The set of 1-1 Mapping of S Onto itself

[kmikias]

Homework Statement

I was reading my textbook and i encountered this...--->>

" For instance if f,g,h are in A(S) and fg = fh then g=h " I understand this part... because we can take the the inverse of f both sides and say g=h.

then it says--->> " If gf = f^(-1)g but since f ≠ f^(-1) we cannot cancel the g here"

SO MY QUESTION IS
IF gf = f^(-1)g then ...why can't we take inverse of g both sides and show f = f^(-1) and say f = f^(-1) and g = g.

 

[micromass]

Note that for functions it is NOT true that fg=gf in general.
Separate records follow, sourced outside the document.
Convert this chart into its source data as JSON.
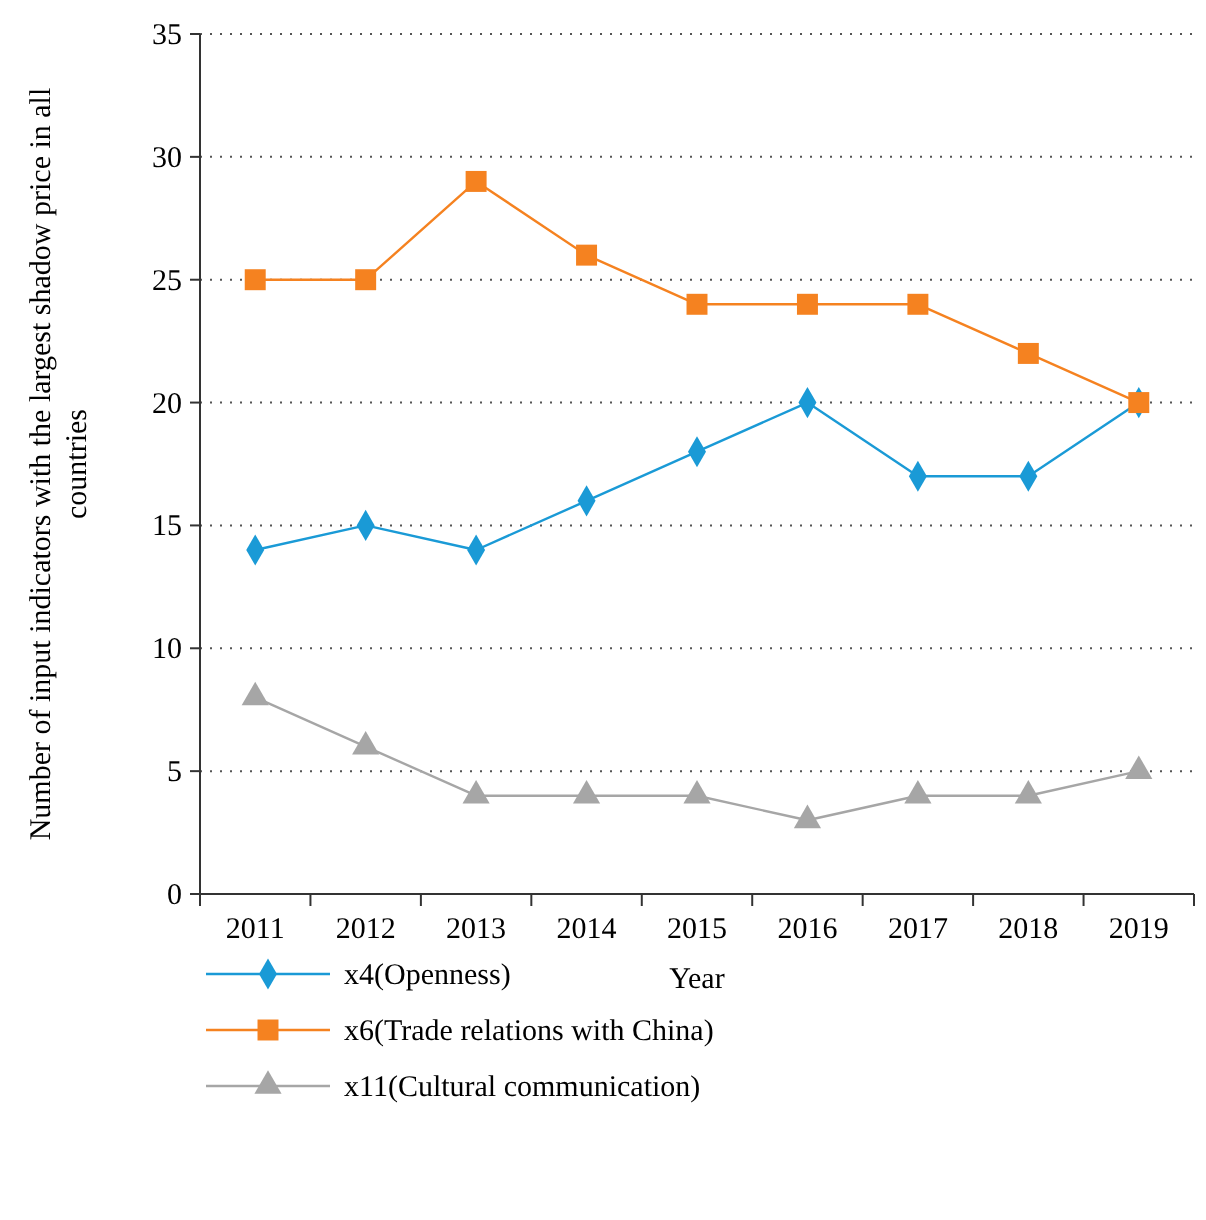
{
  "chart_data": {
    "type": "line",
    "xlabel": "Year",
    "ylabel": "Number of input indicators with the largest shadow price in all countries",
    "categories": [
      "2011",
      "2012",
      "2013",
      "2014",
      "2015",
      "2016",
      "2017",
      "2018",
      "2019"
    ],
    "series": [
      {
        "name": "x4(Openness)",
        "color": "#1a9ad6",
        "marker": "diamond",
        "values": [
          14,
          15,
          14,
          16,
          18,
          20,
          17,
          17,
          20
        ]
      },
      {
        "name": "x6(Trade relations with China)",
        "color": "#f58220",
        "marker": "square",
        "values": [
          25,
          25,
          29,
          26,
          24,
          24,
          24,
          22,
          20
        ]
      },
      {
        "name": "x11(Cultural communication)",
        "color": "#a6a6a6",
        "marker": "triangle",
        "values": [
          8,
          6,
          4,
          4,
          4,
          3,
          4,
          4,
          5
        ]
      }
    ],
    "ylim": [
      0,
      35
    ],
    "yticks": [
      0,
      5,
      10,
      15,
      20,
      25,
      30,
      35
    ],
    "grid": "y",
    "legend": "bottom",
    "line_style": "solid"
  }
}
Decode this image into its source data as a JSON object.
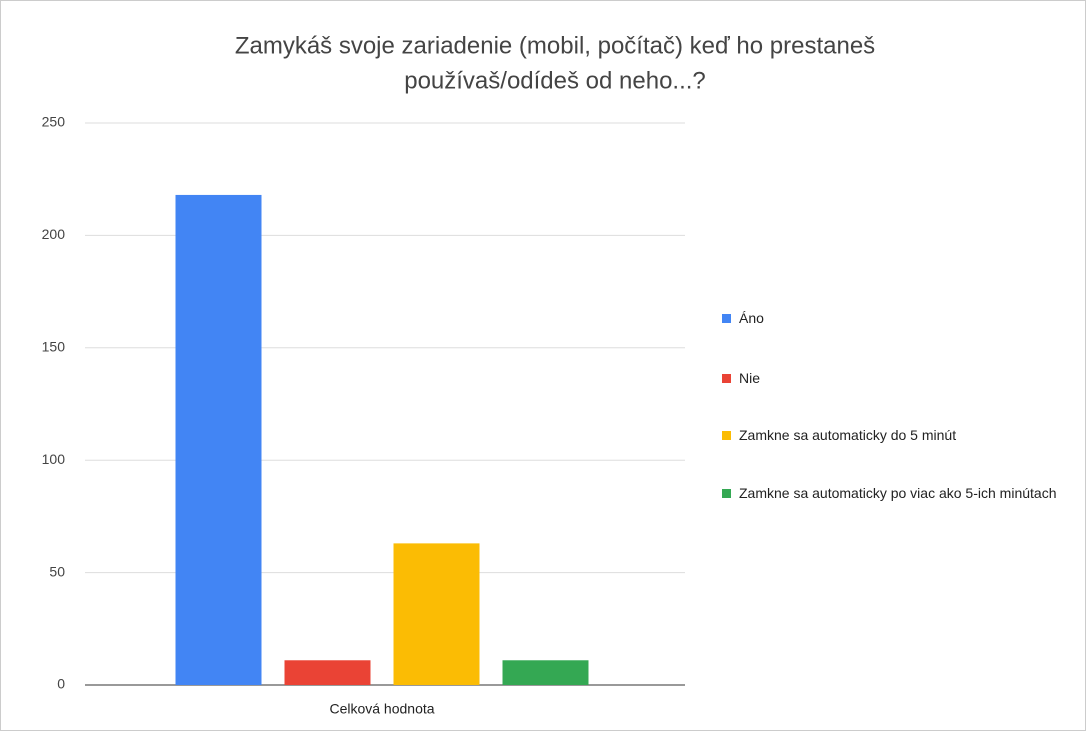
{
  "chart_data": {
    "type": "bar",
    "title": [
      "Zamykáš svoje zariadenie (mobil, počítač) keď ho prestaneš",
      "používaš/odídeš od neho...?"
    ],
    "categories": [
      "Celková hodnota"
    ],
    "series": [
      {
        "name": "Áno",
        "color": "#4285f4",
        "values": [
          218
        ]
      },
      {
        "name": "Nie",
        "color": "#ea4335",
        "values": [
          11
        ]
      },
      {
        "name": "Zamkne sa automaticky do 5 minút",
        "color": "#fbbc04",
        "values": [
          63
        ]
      },
      {
        "name": "Zamkne sa automaticky po viac ako 5-ich minútach",
        "color": "#34a853",
        "values": [
          11
        ]
      }
    ],
    "ylim": [
      0,
      250
    ],
    "yticks": [
      0,
      50,
      100,
      150,
      200,
      250
    ],
    "grid": true,
    "legend": "right"
  }
}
This is very easy to see. Let $f(x)=x+1$ and let $g(x)=x^3$.

Then $fg(x)=x^3+1$ and $gf(x)=(x+1)^3$. These are not equal.

Now, back to your question. Let's assume that $gf=f^{-1}g$. If we take $g^{-1}$ of both sides, then we end up with

$$g^{-1}gf=g^{-1}f^{-1}g$$

The left side is equal to f, no problem. But we can do nothing with the right side. Indeed, we can't just switch $g^{-1}$ and $f^{-1}$!